Presiden Prabowo Subianto Diundang Membuka Muktamar NU ke-35 di Jombang
Beritanaya.com – PBNU Undang Presiden Prabowo Membuka Acara Muktamar ke-35 yang akan diselenggarakan di Jombang, Jawa Timur. Pengurus Besar Nahdlatul Ulama (PBNU) telah resmi mengirimkan surat undangan kepada Presiden Republik Indonesia, Prabowo Subianto. Kepala negara tersebut diharapkan dapat hadir dan membuka secara langsung penyelenggaraan Muktamar ke-35 organisasi Islam terbesar di Indonesia. Acara bersejarah ini akan berlangsung di Pondok Pesantren Bahrul Ulum Tambakberas, Jombang, yang merupakan salah satu pesantren tertua dan terbesar di Nusantara.
Persiapan Menuju Muktamar Lima Tahunan
Saifullah Yusuf, yang lebih dikenal dengan panggilan Gus Ipul, menyampaikan bahwa agenda lima tahunan tersebut tinggal beberapa minggu lagi untuk dilaksanakan. Sebagai Sekretaris Jenderal PBNU sekaligus Ketua Panitia Pelaksana Muktamar ke-35, ia menjelaskan bahwa seluruh persiapan teknis dan non-teknis sedang dikebut. Muktamar dijadwalkan berlangsung pada 27 hingga 31 Agustus 2026 mendatang, dengan berbagai agenda penting yang akan dibahas oleh para ulama dan tokoh NU dari seluruh Indonesia.
PBNU terus melakukan persiapan yang waktunya tinggal 40 hari lagi. Mudah-mudahan semuanya berjalan lancar, ujar Gus Ipul usai pertemuan PWNU dan PCNU se-Jawa Timur, Selasa (21/7).
Menurutnya, undangan resmi sudah dikirimkan kepada Presiden Prabowo Subianto agar beliau dapat hadir dan membuka Muktamar NU ke-35 di Jombang.

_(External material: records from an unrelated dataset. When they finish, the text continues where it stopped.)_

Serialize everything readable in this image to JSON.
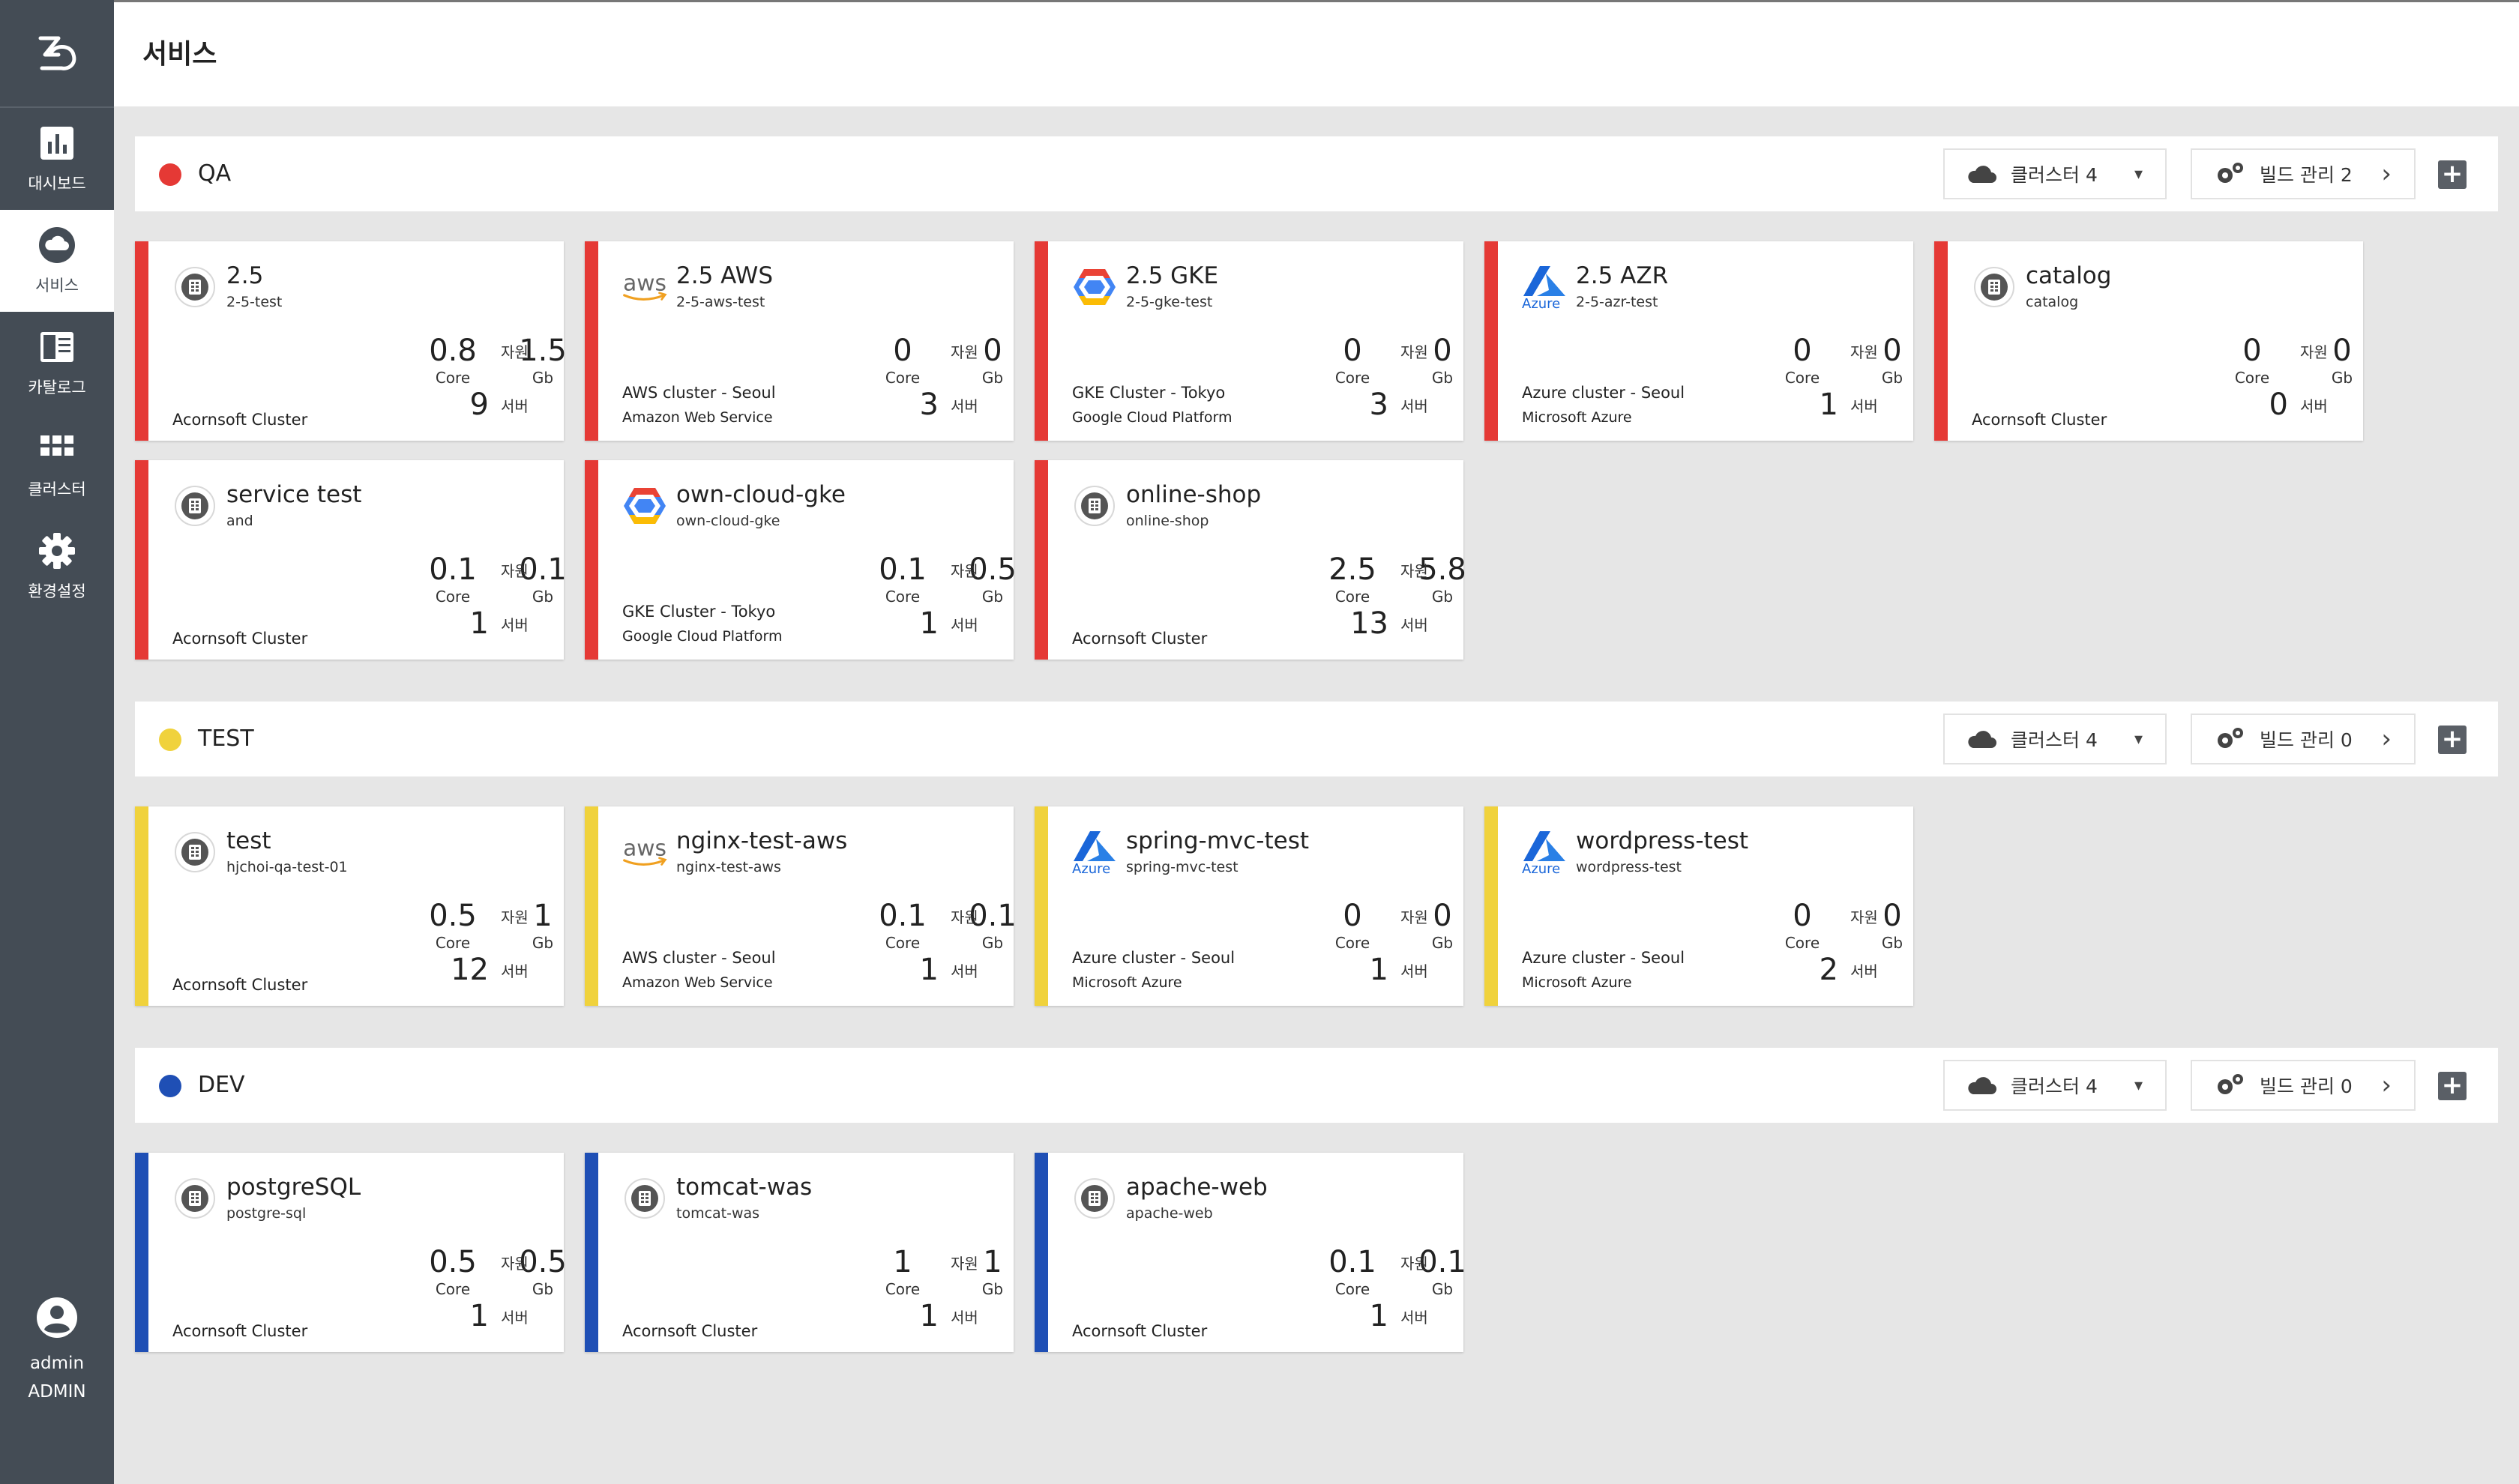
{
  "sidebar": {
    "items": [
      {
        "label": "대시보드",
        "icon": "bar-chart-icon"
      },
      {
        "label": "서비스",
        "icon": "cloud-icon"
      },
      {
        "label": "카탈로그",
        "icon": "catalog-icon"
      },
      {
        "label": "클러스터",
        "icon": "grid-icon"
      },
      {
        "label": "환경설정",
        "icon": "gear-icon"
      }
    ],
    "user": {
      "name": "admin",
      "role": "ADMIN"
    }
  },
  "header": {
    "title": "서비스"
  },
  "colors": {
    "qa": "#e53935",
    "test": "#f0d23c",
    "dev": "#1f4fb5"
  },
  "groups": [
    {
      "name": "QA",
      "cluster_btn": "클러스터 4",
      "build_btn": "빌드 관리 2",
      "cards": [
        {
          "name": "2.5",
          "sub": "2-5-test",
          "core": "0.8",
          "mem": "1.5",
          "servers": "9",
          "cl1": "",
          "cl2": "Acornsoft Cluster",
          "icon": "acorn"
        },
        {
          "name": "2.5 AWS",
          "sub": "2-5-aws-test",
          "core": "0",
          "mem": "0",
          "servers": "3",
          "cl1": "AWS cluster - Seoul",
          "cl2": "Amazon Web Service",
          "icon": "aws"
        },
        {
          "name": "2.5 GKE",
          "sub": "2-5-gke-test",
          "core": "0",
          "mem": "0",
          "servers": "3",
          "cl1": "GKE Cluster - Tokyo",
          "cl2": "Google Cloud Platform",
          "icon": "gke"
        },
        {
          "name": "2.5 AZR",
          "sub": "2-5-azr-test",
          "core": "0",
          "mem": "0",
          "servers": "1",
          "cl1": "Azure cluster - Seoul",
          "cl2": "Microsoft Azure",
          "icon": "azure"
        },
        {
          "name": "catalog",
          "sub": "catalog",
          "core": "0",
          "mem": "0",
          "servers": "0",
          "cl1": "",
          "cl2": "Acornsoft Cluster",
          "icon": "acorn"
        },
        {
          "name": "service test",
          "sub": "and",
          "core": "0.1",
          "mem": "0.1",
          "servers": "1",
          "cl1": "",
          "cl2": "Acornsoft Cluster",
          "icon": "acorn"
        },
        {
          "name": "own-cloud-gke",
          "sub": "own-cloud-gke",
          "core": "0.1",
          "mem": "0.5",
          "servers": "1",
          "cl1": "GKE Cluster - Tokyo",
          "cl2": "Google Cloud Platform",
          "icon": "gke"
        },
        {
          "name": "online-shop",
          "sub": "online-shop",
          "core": "2.5",
          "mem": "5.8",
          "servers": "13",
          "cl1": "",
          "cl2": "Acornsoft Cluster",
          "icon": "acorn"
        }
      ]
    },
    {
      "name": "TEST",
      "cluster_btn": "클러스터 4",
      "build_btn": "빌드 관리 0",
      "cards": [
        {
          "name": "test",
          "sub": "hjchoi-qa-test-01",
          "core": "0.5",
          "mem": "1",
          "servers": "12",
          "cl1": "",
          "cl2": "Acornsoft Cluster",
          "icon": "acorn"
        },
        {
          "name": "nginx-test-aws",
          "sub": "nginx-test-aws",
          "core": "0.1",
          "mem": "0.1",
          "servers": "1",
          "cl1": "AWS cluster - Seoul",
          "cl2": "Amazon Web Service",
          "icon": "aws"
        },
        {
          "name": "spring-mvc-test",
          "sub": "spring-mvc-test",
          "core": "0",
          "mem": "0",
          "servers": "1",
          "cl1": "Azure cluster - Seoul",
          "cl2": "Microsoft Azure",
          "icon": "azure"
        },
        {
          "name": "wordpress-test",
          "sub": "wordpress-test",
          "core": "0",
          "mem": "0",
          "servers": "2",
          "cl1": "Azure cluster - Seoul",
          "cl2": "Microsoft Azure",
          "icon": "azure"
        }
      ]
    },
    {
      "name": "DEV",
      "cluster_btn": "클러스터 4",
      "build_btn": "빌드 관리 0",
      "cards": [
        {
          "name": "postgreSQL",
          "sub": "postgre-sql",
          "core": "0.5",
          "mem": "0.5",
          "servers": "1",
          "cl1": "",
          "cl2": "Acornsoft Cluster",
          "icon": "acorn"
        },
        {
          "name": "tomcat-was",
          "sub": "tomcat-was",
          "core": "1",
          "mem": "1",
          "servers": "1",
          "cl1": "",
          "cl2": "Acornsoft Cluster",
          "icon": "acorn"
        },
        {
          "name": "apache-web",
          "sub": "apache-web",
          "core": "0.1",
          "mem": "0.1",
          "servers": "1",
          "cl1": "",
          "cl2": "Acornsoft Cluster",
          "icon": "acorn"
        }
      ]
    }
  ],
  "labels": {
    "core": "Core",
    "mem": "Gb",
    "resource": "자원",
    "server": "서버",
    "azure_text": "Azure",
    "aws_text": "aws"
  }
}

Selain itu, konsolidasi dengan Pengurus Wilayah Nahdlatul Ulama (PWNU) serta Pengurus Cabang Nahdlatul Ulama (PCNU) di berbagai daerah juga terus dilakukan untuk memastikan kelancaran acara. Gus Ipul menambahkan bahwa PBNU juga telah menghubungi berbagai pihak terkait, termasuk pemerintah daerah Jombang dan Jawa Timur, untuk mendukung penyelenggaraan acara ini.
Diharapkan Muktamar akan dibuka secara langsung oleh Presiden Republik Indonesia, Bapak Prabowo Subianto. PBNU sudah mengundang secara resmi agar beliau dapat membuka Muktamar NU ke-35 di Jombang, katanya.

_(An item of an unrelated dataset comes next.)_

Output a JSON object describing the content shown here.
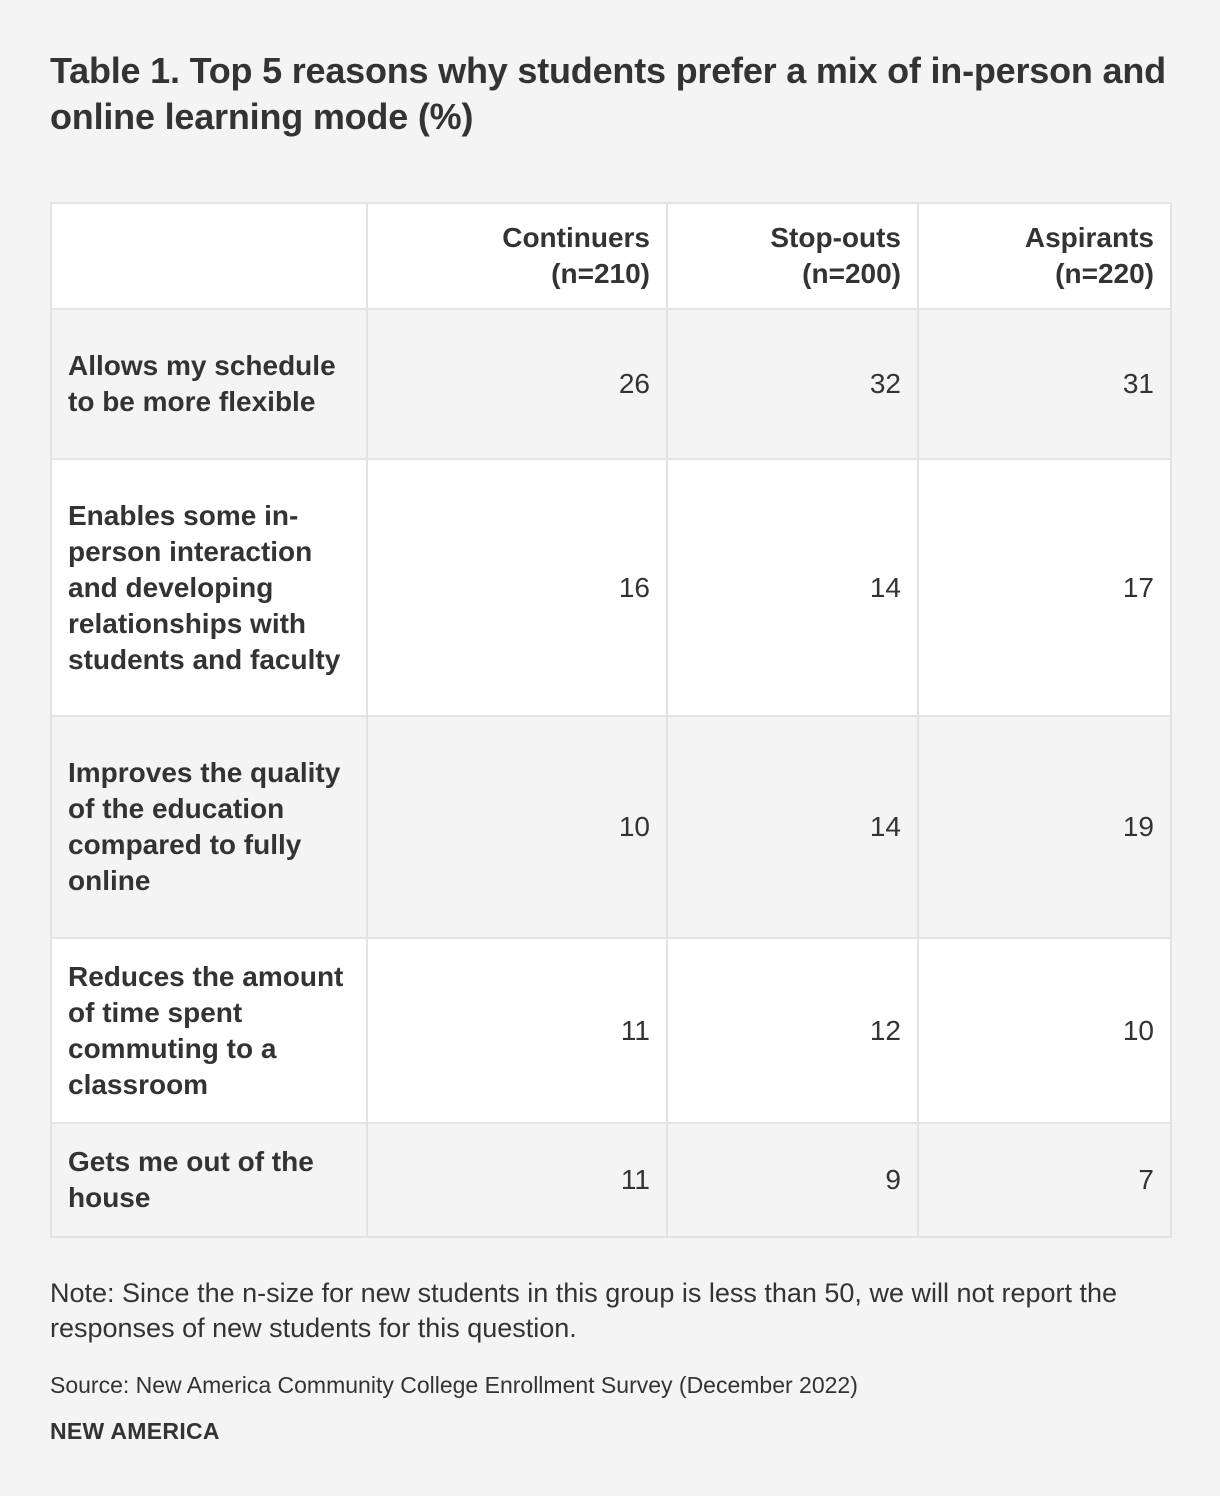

Muktamar ke-35 ini memiliki makna yang sangat penting bagi organisasi NU. Sebagai forum tertinggi dalam struktur kepengurusan Nahdlatul Ulama, Muktamar menjadi tempat untuk membahas berbagai isu strategis, memilih pengurus baru, dan menentukan arah organisasi untuk lima tahun ke depan. Kehadiran Presiden Prabowo Subianto diharapkan dapat memberikan dukungan dan perhatian lebih dari pemerintah terhadap kegiatan keagamaan dan sosial yang dilakukan oleh NU.
Seluruh rangkaian kegiatan sedang dimatangkan agar sesuai dengan rencana yang telah ditetapkan. Dengan waktu yang semakin dekat, PBNU memastikan bahwa semua aspek persiapan telah berjalan optimal. Mulai dari penataan venue, logistik, keamanan, hingga program acara telah direncanakan dengan matang. PBNU juga telah membentuk berbagai panitia kerja yang bertanggung jawab atas setiap segmen penyelenggaraan Muktamar ke-35 di Jombang.
Kehadiran Presiden Prabowo Subianto dalam acara Muktamar ke-35 ini juga menjadi momen penting untuk memperkuat hubungan antara pemerintah dan organisasi keagamaan terbesar di Indonesia. PBNU berharap melalui undangan ini, Presiden dapat memberikan sambutan dan membuka acara secara resmi, yang akan menjadi sejarah baru bagi organisasi NU. Seluruh pengurus dan jamaah NU di seluruh Indonesia menantikan kehadiran Presiden Prabowo di Jombang pada Agustus 2026 mendatang.